A família entrou com a ação na CIDH contra o governo do Brasil em 2005, mas o caso só foi admitido pela entidade seis anos depois, em 2011.
Os trâmites em instâncias como a CIDH costumam ser longos, razão pela qual somente neste 2023 as partes receberam a autorização para produzir e entregar provas que sustentem suas teses.
No caso da família de Norambuena, seus advogados apresentaram uma série de documentos na última segunda-feira (22/05). O Estado brasileiro, representado pela Advocacia-Geral da União (AGU), também deve entregar suas provas nos próximos dias.
Segundo a tese da família de Norambuena, o chileno passou os anos de detenção em celas completamente isoladas, sem direito a visitas nem informações do mundo exterior, além de restrições com relação à entrega de comidas e livros.
A Opera Mundi, o advogado Felipe Nicolau do Carmo, que representa os Norambuena, disse que, durante o período de prisão, o chileno passou por sete diferentes centros penitenciários: Taubaté (SP), Presidente Bernardes (SP), Avaré (SP), Catanduvas (PR), Campo Grande (MS), Porto Velho (RO) e Mossoró (RN). Em todos eles, foi mantido o regime de isolamento total do preso.
“Ele foi submetido a um regime disciplinar diferenciado, que é incompatível com os direitos humanos das pessoas privadas de liberdade, uma vez que constitui tratamento cruel, desumano ou degradante”, afirmou o advogado.
O termo “regime disciplinar diferenciado” é usado no jargão jurídico e em instâncias como a CIDH para indicar a prática de torturas e violações aos direitos humanos. Para a defesa de Norambuena, o Sistema Penitenciário Federal brasileiro, ao mantê-lo preso sob essas condições, descumpriu tratados internacionais dos quais o Brasil é signatário, em especial a Convenção Americana sobre Direitos Humanos, em seus artigos 1.1 e 2.
O representante do chileno também acusa a existência de ilegalidades no processo que resultou em sua extradição ao Chile, onde está atualmente cumprindo pena.
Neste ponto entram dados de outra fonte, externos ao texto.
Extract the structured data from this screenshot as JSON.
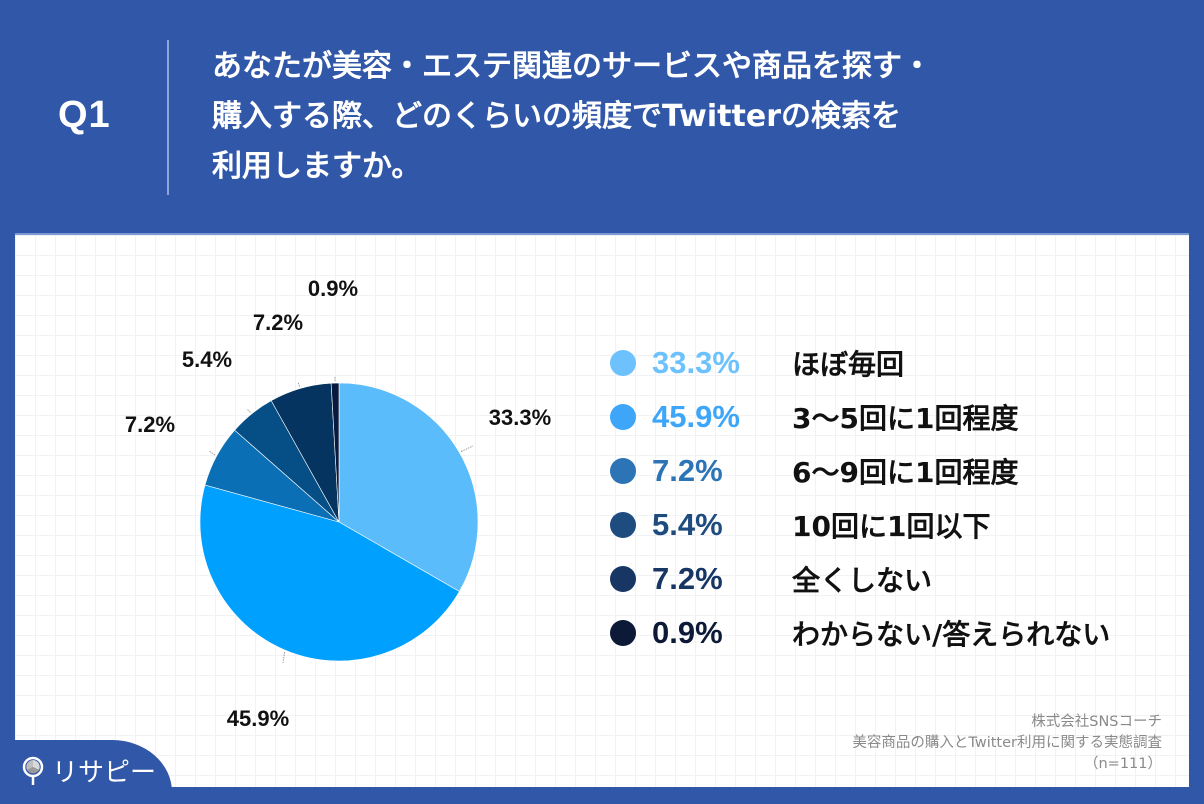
{
  "header": {
    "q_label": "Q1",
    "question_lines": [
      "あなたが美容・エステ関連のサービスや商品を探す・",
      "購入する際、どのくらいの頻度でTwitterの検索を",
      "利用しますか。"
    ]
  },
  "chart_data": {
    "type": "pie",
    "title": "あなたが美容・エステ関連のサービスや商品を探す・購入する際、どのくらいの頻度でTwitterの検索を利用しますか。",
    "categories": [
      "ほぼ毎回",
      "3〜5回に1回程度",
      "6〜9回に1回程度",
      "10回に1回以下",
      "全くしない",
      "わからない/答えられない"
    ],
    "values": [
      33.3,
      45.9,
      7.2,
      5.4,
      7.2,
      0.9
    ],
    "value_labels": [
      "33.3%",
      "45.9%",
      "7.2%",
      "5.4%",
      "7.2%",
      "0.9%"
    ],
    "colors": [
      "#5bbcfc",
      "#00a0ff",
      "#0b6fb5",
      "#064f86",
      "#04345f",
      "#071a3d"
    ],
    "start_angle_deg": 0,
    "direction": "clockwise",
    "legend_position": "right",
    "n": 111
  },
  "legend": {
    "items": [
      {
        "pct": "33.3%",
        "label": "ほぼ毎回",
        "dot_color": "#6dc2fd",
        "pct_color": "#6dc2fd"
      },
      {
        "pct": "45.9%",
        "label": "3〜5回に1回程度",
        "dot_color": "#3ea6f8",
        "pct_color": "#3ea6f8"
      },
      {
        "pct": "7.2%",
        "label": "6〜9回に1回程度",
        "dot_color": "#2c74b6",
        "pct_color": "#2c74b6"
      },
      {
        "pct": "5.4%",
        "label": "10回に1回以下",
        "dot_color": "#1f4c7f",
        "pct_color": "#1f4c7f"
      },
      {
        "pct": "7.2%",
        "label": "全くしない",
        "dot_color": "#173664",
        "pct_color": "#173664"
      },
      {
        "pct": "0.9%",
        "label": "わからない/答えられない",
        "dot_color": "#0c1a38",
        "pct_color": "#0c1a38"
      }
    ]
  },
  "source": {
    "company": "株式会社SNSコーチ",
    "survey": "美容商品の購入とTwitter利用に関する実態調査",
    "sample": "（n=111）"
  },
  "logo": {
    "text": "リサピー"
  }
}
Segundo Do Carmo, o documento oficial entregue pelo Ministério da Justiça em 2019 (quando o titular da pasta era Sérgio Moro) às autoridades chilenas, afirma que Norambuena esteve preso no Brasil somente entre julho e agosto daquele mesmo ano, que foi o período em que ele foi mantido na carceragem da Polícia Federal em São Paulo, aguardando seu traslado ao Chile.
Vale lembrar que Norambuena foi condenado no Brasil a 30 anos de prisão pelo sequestro de Olivetto.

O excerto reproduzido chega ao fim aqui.